Existing staff nurses typically welcome international nurses because they help lighten the workload. When new recruits arrived at Midland Memorial, the hospital celebrated, held dinners in their honor and offered networking opportunities for nurses to meet each other.
“We did not bring them in here and treat them as a temporary position,” Armstead said. “Their badges look like our full-time employees, and they have the same access to everything. They are integrated as part of our team.”
The same is true at McLane.
“The goal from the day they hit the ground is to treat them as our own employees and to hire every one of them,” Hansen said. “This is a permanent strategy to increase the experienced nurses.”

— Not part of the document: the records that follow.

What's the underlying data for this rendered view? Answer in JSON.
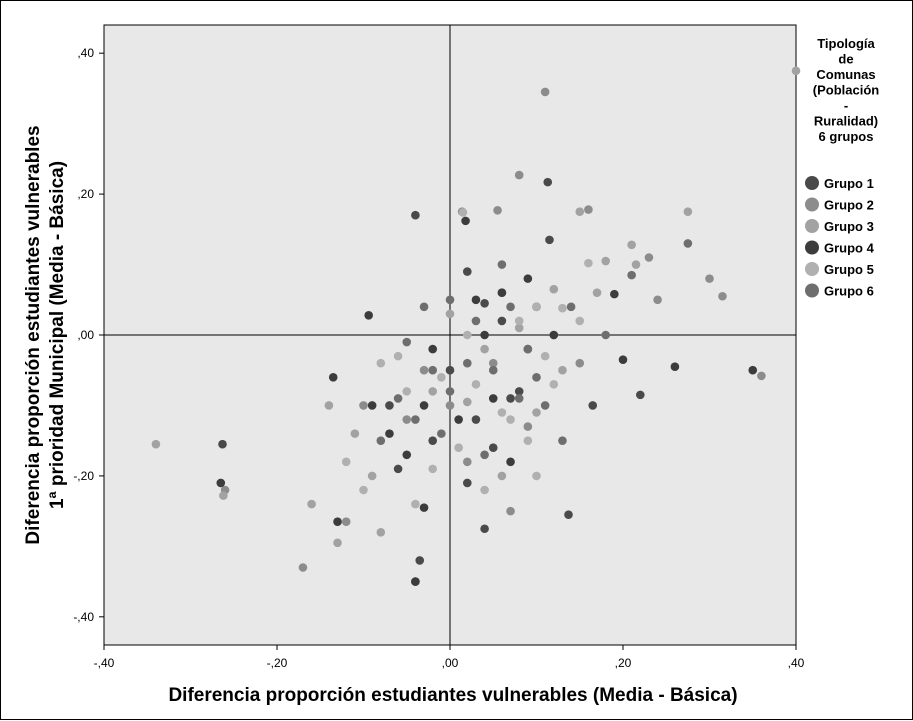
{
  "chart_data": {
    "type": "scatter",
    "xlabel": "Diferencia proporción estudiantes vulnerables (Media - Básica)",
    "ylabel_line1": "Diferencia proporción estudiantes vulnerables",
    "ylabel_line2": "1ª prioridad Municipal (Media - Básica)",
    "xlim": [
      -0.4,
      0.4
    ],
    "ylim": [
      -0.44,
      0.44
    ],
    "x_ticks": [
      -0.4,
      -0.2,
      0.0,
      0.2,
      0.4
    ],
    "y_ticks": [
      -0.4,
      -0.2,
      0.0,
      0.2,
      0.4
    ],
    "x_tick_labels": [
      "-,40",
      "-,20",
      ",00",
      ",20",
      ",40"
    ],
    "y_tick_labels": [
      "-,40",
      "-,20",
      ",00",
      ",20",
      ",40"
    ],
    "reference_lines": {
      "x": 0.0,
      "y": 0.0
    },
    "plot_background": "#e8e8e8",
    "grid": false,
    "legend_position": "right",
    "legend_title": [
      "Tipología",
      "de",
      "Comunas",
      "(Población",
      "-",
      "Ruralidad)",
      "6 grupos"
    ],
    "series": [
      {
        "name": "Grupo 1",
        "color": "#4a4a4a",
        "points": [
          [
            -0.04,
            0.17
          ],
          [
            0.113,
            0.217
          ],
          [
            -0.263,
            -0.155
          ],
          [
            0.165,
            -0.1
          ],
          [
            0.22,
            -0.085
          ],
          [
            -0.04,
            -0.35
          ],
          [
            0.04,
            -0.275
          ],
          [
            0.137,
            -0.255
          ],
          [
            -0.035,
            -0.32
          ],
          [
            0.0,
            -0.05
          ],
          [
            0.02,
            0.09
          ],
          [
            0.04,
            0.045
          ],
          [
            0.06,
            0.02
          ],
          [
            0.09,
            -0.02
          ],
          [
            -0.02,
            -0.15
          ],
          [
            0.03,
            -0.12
          ],
          [
            0.07,
            -0.09
          ],
          [
            -0.06,
            -0.19
          ],
          [
            0.02,
            -0.21
          ],
          [
            0.1,
            0.04
          ],
          [
            -0.07,
            -0.1
          ],
          [
            0.05,
            -0.16
          ],
          [
            0.115,
            0.135
          ],
          [
            0.08,
            -0.08
          ]
        ]
      },
      {
        "name": "Grupo 2",
        "color": "#8c8c8c",
        "points": [
          [
            0.11,
            0.345
          ],
          [
            0.08,
            0.227
          ],
          [
            0.014,
            0.175
          ],
          [
            0.055,
            0.177
          ],
          [
            0.16,
            0.178
          ],
          [
            0.23,
            0.11
          ],
          [
            0.3,
            0.08
          ],
          [
            0.24,
            0.05
          ],
          [
            0.315,
            0.055
          ],
          [
            0.36,
            -0.058
          ],
          [
            -0.26,
            -0.22
          ],
          [
            -0.17,
            -0.33
          ],
          [
            -0.12,
            -0.265
          ],
          [
            0.07,
            -0.25
          ],
          [
            0.02,
            -0.18
          ],
          [
            0.12,
            0.0
          ],
          [
            0.0,
            -0.1
          ],
          [
            0.05,
            -0.04
          ],
          [
            -0.1,
            -0.1
          ],
          [
            0.15,
            -0.04
          ],
          [
            0.09,
            -0.13
          ],
          [
            -0.03,
            -0.05
          ],
          [
            0.06,
            0.06
          ],
          [
            -0.05,
            -0.12
          ]
        ]
      },
      {
        "name": "Grupo 3",
        "color": "#a2a2a2",
        "points": [
          [
            -0.34,
            -0.155
          ],
          [
            -0.262,
            -0.228
          ],
          [
            0.4,
            0.375
          ],
          [
            0.15,
            0.175
          ],
          [
            0.21,
            0.128
          ],
          [
            0.275,
            0.175
          ],
          [
            0.18,
            0.105
          ],
          [
            0.215,
            0.1
          ],
          [
            0.12,
            0.065
          ],
          [
            -0.14,
            -0.1
          ],
          [
            -0.16,
            -0.24
          ],
          [
            -0.08,
            -0.28
          ],
          [
            -0.13,
            -0.295
          ],
          [
            0.02,
            -0.095
          ],
          [
            0.1,
            -0.11
          ],
          [
            0.04,
            -0.02
          ],
          [
            -0.02,
            -0.08
          ],
          [
            0.13,
            -0.05
          ],
          [
            -0.09,
            -0.2
          ],
          [
            0.06,
            -0.2
          ],
          [
            0.0,
            0.03
          ],
          [
            0.17,
            0.06
          ],
          [
            -0.11,
            -0.14
          ],
          [
            0.08,
            0.01
          ]
        ]
      },
      {
        "name": "Grupo 4",
        "color": "#3c3c3c",
        "points": [
          [
            0.018,
            0.162
          ],
          [
            -0.094,
            0.028
          ],
          [
            0.35,
            -0.05
          ],
          [
            0.26,
            -0.045
          ],
          [
            0.2,
            -0.035
          ],
          [
            0.19,
            0.058
          ],
          [
            -0.265,
            -0.21
          ],
          [
            -0.13,
            -0.265
          ],
          [
            -0.04,
            -0.35
          ],
          [
            -0.03,
            -0.245
          ],
          [
            -0.135,
            -0.06
          ],
          [
            -0.09,
            -0.1
          ],
          [
            -0.05,
            -0.17
          ],
          [
            0.06,
            0.06
          ],
          [
            0.03,
            0.05
          ],
          [
            0.09,
            0.08
          ],
          [
            -0.02,
            -0.02
          ],
          [
            0.01,
            -0.12
          ],
          [
            0.07,
            -0.18
          ],
          [
            -0.07,
            -0.14
          ],
          [
            0.12,
            0.0
          ],
          [
            0.05,
            -0.09
          ],
          [
            -0.03,
            -0.1
          ],
          [
            0.04,
            0.0
          ]
        ]
      },
      {
        "name": "Grupo 5",
        "color": "#b0b0b0",
        "points": [
          [
            0.015,
            0.174
          ],
          [
            0.1,
            0.04
          ],
          [
            0.16,
            0.102
          ],
          [
            0.13,
            0.038
          ],
          [
            0.09,
            -0.15
          ],
          [
            0.04,
            -0.22
          ],
          [
            0.1,
            -0.2
          ],
          [
            -0.08,
            -0.04
          ],
          [
            -0.04,
            -0.24
          ],
          [
            0.12,
            -0.07
          ],
          [
            0.07,
            -0.12
          ],
          [
            -0.05,
            -0.08
          ],
          [
            0.15,
            0.02
          ],
          [
            0.02,
            0.0
          ],
          [
            -0.12,
            -0.18
          ],
          [
            0.01,
            -0.16
          ],
          [
            -0.01,
            -0.06
          ],
          [
            0.06,
            -0.11
          ],
          [
            -0.1,
            -0.22
          ],
          [
            0.03,
            -0.07
          ],
          [
            -0.06,
            -0.03
          ],
          [
            0.08,
            0.02
          ],
          [
            -0.02,
            -0.19
          ],
          [
            0.11,
            -0.03
          ]
        ]
      },
      {
        "name": "Grupo 6",
        "color": "#6e6e6e",
        "points": [
          [
            0.275,
            0.13
          ],
          [
            0.21,
            0.085
          ],
          [
            0.18,
            0.0
          ],
          [
            0.14,
            0.04
          ],
          [
            0.0,
            0.05
          ],
          [
            -0.03,
            0.04
          ],
          [
            -0.02,
            -0.05
          ],
          [
            0.05,
            -0.05
          ],
          [
            0.13,
            -0.15
          ],
          [
            0.08,
            -0.09
          ],
          [
            -0.08,
            -0.15
          ],
          [
            -0.04,
            -0.12
          ],
          [
            0.1,
            -0.06
          ],
          [
            0.06,
            0.1
          ],
          [
            0.02,
            -0.04
          ],
          [
            -0.06,
            -0.09
          ],
          [
            0.03,
            0.02
          ],
          [
            0.09,
            -0.02
          ],
          [
            -0.01,
            -0.14
          ],
          [
            0.04,
            -0.17
          ],
          [
            0.11,
            -0.1
          ],
          [
            -0.05,
            -0.01
          ],
          [
            0.07,
            0.04
          ],
          [
            0.0,
            -0.08
          ]
        ]
      }
    ]
  }
}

Hansen also emphasized the importance of educating both the newer international nurses and the existing staff about even slight cultural differences, such as eye contact. In many other countries, nurses avert their eyes as a show of respect, but here that can be viewed as a sign of dishonesty.
“It’s bidirectional communication about the cultures that’s important,” Hansen said. “A lot of people miss the piece of educating American nurses about the cultures the nurses are coming from.”
McLane Children’s provides international nurses with six- to 12-week orientation, depending on what is standard for the position they will move into. Midland Memorial started its international nurses off with a six-week orientation, including lessons on cultural differences, but some needed additional time to engage the nurses on the EHR.
The nurses arrive from a variety of countries, including Jamaica, the United Kingdom, United Arab Emirates and Singapore. Sinead Carbery, Brand President for O’Grady Peyton International (USA), an AMN Healthcare company, explained that the immigration process can take years due to delays with immigration. But the company keeps recruiting and guiding nurses through the process, so it has nurses ready to relocate at the end of the immigration process when a hospital needs them.
The international nurses also bring their families. Their children go to local schools; their spouses work in the region. O’Grady Peyton assists with school information and enrollment, setting up housing and even securing spousal employment.
“They come here to start a new life,” Armstead said. “They move halfway around the world with two suitcases each. They make a huge investment in their lives to come here.”
Hansen said members of the local community accept the international nurses and respect their desire to create a better life for themselves and their families.
“What’s remarkable is their attitude,” Hansen said. “It’s a courageous thing they are doing. Their motivation is so pure, and they are so grateful to be here.”
Armstead agreed: “The nurses who have come on board are open and ecstatic about being here. They are very appreciative of things. It’s amazing their gratitude and how sweet and kind they are.”